Ich mach ihn nicht zur Sau, ich mach den PC zur Sau... und das "seid ihr jetzt völlig bescheuert?!" kann ich nur zurückgeben.. denn scheinbar bist du es, sonst würdest du erkennen, dass wir nicht IHN zur Sau machen, sondern den PC.....


----------



## SixNight (5. Januar 2009)

vernünftigen rechner kaufen selbst teile kaufen


----------



## Thrainan (5. Januar 2009)

DogTheBountyHunter schrieb:


> Ich mach ihn nicht zur Sau, ich mach den PC zur Sau... und das "seid ihr jetzt völlig bescheuert?!" kann ich nur zurückgeben.. denn scheinbar bist du es, sonst würdest du erkennen, dass wir nicht IHN zur Sau machen, sondern den PC.....


Naja, wenn man nichts besser als "haste das bei Aldi gekauft" zu sagen hat, kann mans auch einfach lassen. Der TE fragt nach Hilfe, nicht nach Phrasen, die nicht helfen. 

Zum Thema: Ich hatte auch arge Probleme mit lags ect. Bei mir hat es geholfen den Arbeitsspeicher aufzurüsten. Allerdings hatte ich nur 1 GB, du bist mit 2 schon ganz gut bedient. 
Wie die meisten geschrieben haben solltest du wohl was an deiner Grafikkarte, oder CPU machen. Wobei ich doch stark auf die Grafikkarte, weniger die CPU setzen würde.  
Die ANforderungen von WoW haben sich auch mit WotLK, bzw. patch 3.0 erhöt. Ich konnte vorher zum beispiel gut mit einer ionboard Grafikkarte spielen, das ist inzwischen aber unmöglich geworden.


----------



## DogTheBountyHunter (5. Januar 2009)

Dann klick in WoW auf "ESC" -> Grafik -> Multisample auf "1x" stellen.

dann funkts wieder ...


----------



## Klos1 (5. Januar 2009)

DogTheBountyHunter schrieb:


> Dann klick in WoW auf "ESC" -> Grafik -> Multisample auf "1x" stellen.
> 
> dann funkts wieder ...



Und dann? Transformiert sich dann der Taschenrechner vom TE zu nem Desktop-PC?

@TE: Ne, mal im Ernst. Das Ding ist zum spielen völlig ungeeignet. Allein die Grafikkarte ist eine Office-Karte und nicht mehr. Du musst also wenigstens die Grafikkarte austauschen. Aber auch die CPU gibt wahrlich nicht viel her.

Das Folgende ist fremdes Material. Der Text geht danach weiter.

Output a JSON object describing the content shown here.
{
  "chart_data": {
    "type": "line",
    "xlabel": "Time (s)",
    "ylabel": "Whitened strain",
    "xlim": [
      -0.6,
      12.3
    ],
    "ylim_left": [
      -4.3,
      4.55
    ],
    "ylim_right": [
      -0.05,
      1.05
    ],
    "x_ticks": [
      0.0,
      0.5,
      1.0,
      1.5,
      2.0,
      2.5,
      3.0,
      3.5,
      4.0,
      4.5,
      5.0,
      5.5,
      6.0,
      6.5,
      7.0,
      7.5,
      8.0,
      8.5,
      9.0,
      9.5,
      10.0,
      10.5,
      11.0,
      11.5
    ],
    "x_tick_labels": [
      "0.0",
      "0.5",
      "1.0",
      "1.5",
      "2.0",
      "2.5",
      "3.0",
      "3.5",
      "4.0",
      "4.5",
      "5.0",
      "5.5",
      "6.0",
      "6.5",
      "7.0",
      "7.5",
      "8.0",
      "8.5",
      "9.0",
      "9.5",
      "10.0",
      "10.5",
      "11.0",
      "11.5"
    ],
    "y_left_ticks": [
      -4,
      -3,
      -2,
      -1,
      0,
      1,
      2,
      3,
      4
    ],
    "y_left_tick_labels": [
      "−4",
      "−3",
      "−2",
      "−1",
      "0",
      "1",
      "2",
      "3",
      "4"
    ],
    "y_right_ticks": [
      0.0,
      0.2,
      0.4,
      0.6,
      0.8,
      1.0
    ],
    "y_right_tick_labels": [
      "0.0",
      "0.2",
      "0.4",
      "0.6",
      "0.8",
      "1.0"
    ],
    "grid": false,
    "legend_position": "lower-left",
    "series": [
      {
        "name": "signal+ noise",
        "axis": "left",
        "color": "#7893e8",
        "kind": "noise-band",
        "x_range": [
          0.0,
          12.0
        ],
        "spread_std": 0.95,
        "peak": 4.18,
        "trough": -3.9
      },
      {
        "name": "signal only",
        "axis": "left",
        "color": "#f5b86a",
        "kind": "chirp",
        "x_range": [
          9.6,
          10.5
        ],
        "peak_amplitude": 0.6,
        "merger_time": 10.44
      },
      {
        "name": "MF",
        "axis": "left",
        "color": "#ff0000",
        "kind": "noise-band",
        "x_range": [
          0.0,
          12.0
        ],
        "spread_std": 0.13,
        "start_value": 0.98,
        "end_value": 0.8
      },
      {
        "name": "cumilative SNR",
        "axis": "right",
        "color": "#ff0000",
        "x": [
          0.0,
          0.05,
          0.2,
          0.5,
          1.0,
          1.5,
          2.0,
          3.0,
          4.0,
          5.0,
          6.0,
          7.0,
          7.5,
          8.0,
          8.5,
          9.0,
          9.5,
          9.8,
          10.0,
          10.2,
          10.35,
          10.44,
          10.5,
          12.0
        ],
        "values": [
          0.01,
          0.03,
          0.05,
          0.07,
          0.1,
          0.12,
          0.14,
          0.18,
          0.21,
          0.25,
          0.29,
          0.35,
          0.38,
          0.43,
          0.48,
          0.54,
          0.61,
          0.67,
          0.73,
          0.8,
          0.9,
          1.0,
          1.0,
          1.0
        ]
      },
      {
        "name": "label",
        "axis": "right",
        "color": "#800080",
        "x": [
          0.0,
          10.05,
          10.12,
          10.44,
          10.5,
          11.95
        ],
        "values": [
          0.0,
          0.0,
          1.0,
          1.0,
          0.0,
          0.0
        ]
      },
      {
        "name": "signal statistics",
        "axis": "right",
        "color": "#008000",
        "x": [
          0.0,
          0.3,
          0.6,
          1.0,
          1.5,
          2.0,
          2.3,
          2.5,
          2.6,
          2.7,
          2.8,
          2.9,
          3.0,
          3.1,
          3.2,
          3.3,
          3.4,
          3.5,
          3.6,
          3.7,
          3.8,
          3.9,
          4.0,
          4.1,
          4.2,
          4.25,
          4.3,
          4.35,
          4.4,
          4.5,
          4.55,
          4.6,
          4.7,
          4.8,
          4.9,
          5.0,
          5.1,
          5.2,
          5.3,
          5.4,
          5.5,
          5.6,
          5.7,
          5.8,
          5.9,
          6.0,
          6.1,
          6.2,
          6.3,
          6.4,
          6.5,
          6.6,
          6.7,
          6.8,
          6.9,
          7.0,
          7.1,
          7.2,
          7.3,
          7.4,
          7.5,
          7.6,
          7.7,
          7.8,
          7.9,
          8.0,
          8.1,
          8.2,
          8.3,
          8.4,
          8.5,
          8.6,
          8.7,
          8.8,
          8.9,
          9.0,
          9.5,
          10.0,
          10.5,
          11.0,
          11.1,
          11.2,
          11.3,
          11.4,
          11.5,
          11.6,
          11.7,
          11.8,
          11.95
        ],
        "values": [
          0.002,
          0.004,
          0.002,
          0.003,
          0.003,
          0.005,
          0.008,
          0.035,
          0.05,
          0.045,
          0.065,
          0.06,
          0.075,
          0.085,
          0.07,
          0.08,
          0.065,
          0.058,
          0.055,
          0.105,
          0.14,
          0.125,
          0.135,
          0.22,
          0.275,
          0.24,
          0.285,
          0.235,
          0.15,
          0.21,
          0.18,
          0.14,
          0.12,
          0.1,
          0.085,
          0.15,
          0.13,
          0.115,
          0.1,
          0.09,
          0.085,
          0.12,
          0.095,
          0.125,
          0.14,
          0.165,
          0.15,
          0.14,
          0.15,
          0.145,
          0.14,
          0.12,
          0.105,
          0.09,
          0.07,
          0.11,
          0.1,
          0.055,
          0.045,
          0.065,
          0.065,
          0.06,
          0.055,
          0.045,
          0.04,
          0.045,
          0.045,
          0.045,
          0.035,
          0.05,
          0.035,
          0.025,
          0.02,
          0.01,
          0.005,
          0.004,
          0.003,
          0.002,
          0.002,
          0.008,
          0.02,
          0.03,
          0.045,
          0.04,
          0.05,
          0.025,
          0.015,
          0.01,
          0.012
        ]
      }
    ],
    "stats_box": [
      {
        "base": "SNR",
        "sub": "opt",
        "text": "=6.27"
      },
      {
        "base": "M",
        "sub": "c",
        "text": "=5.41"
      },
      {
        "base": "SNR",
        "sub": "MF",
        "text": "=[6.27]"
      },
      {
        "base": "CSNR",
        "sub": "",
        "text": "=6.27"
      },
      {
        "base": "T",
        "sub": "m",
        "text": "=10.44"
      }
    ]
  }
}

Wieviel hast du für das Ding bezahlt, wenn man fragen darf?


----------



## DogTheBountyHunter (5. Januar 2009)

Klos schrieb:


> Und dann? Transformiert sich dann der Taschenrechner vom TE zu nem Desktop-PC?
> 
> @TE: Ne, mal im Ernst. Das Ding ist zum spielen völlig ungeeignet. Allein die Grafikkarte ist eine Office-Karte und nicht mehr. Du musst also wenigstens die Grafikkarte austauschen. Aber auch die CPU gibt wahrlich nicht viel her.
> 
> Wieviel hast du für das Ding bezahlt, wenn man fragen darf?



Er solls halt mal probieren...


----------



## Xairon (5. Januar 2009)

Hmm einige Teile müssten ausgetauscht werden, damit man hier anständig was zocken kann...


----------



## Morin (5. Januar 2009)

Hi, 

wenn das der ist den man auf der Saturn Seite findet, dann bring ihn bitte zurück. Weil für das Geld bekommt man einen brauchbaren PC. 

z.b die http://www.buffed.de/forum/index.php?showtopic=65137


----------



## eMJay (5. Januar 2009)

Das es ruckelt?

schaut euch mal die OnBoard Grakka an .... das sagt alles.


----------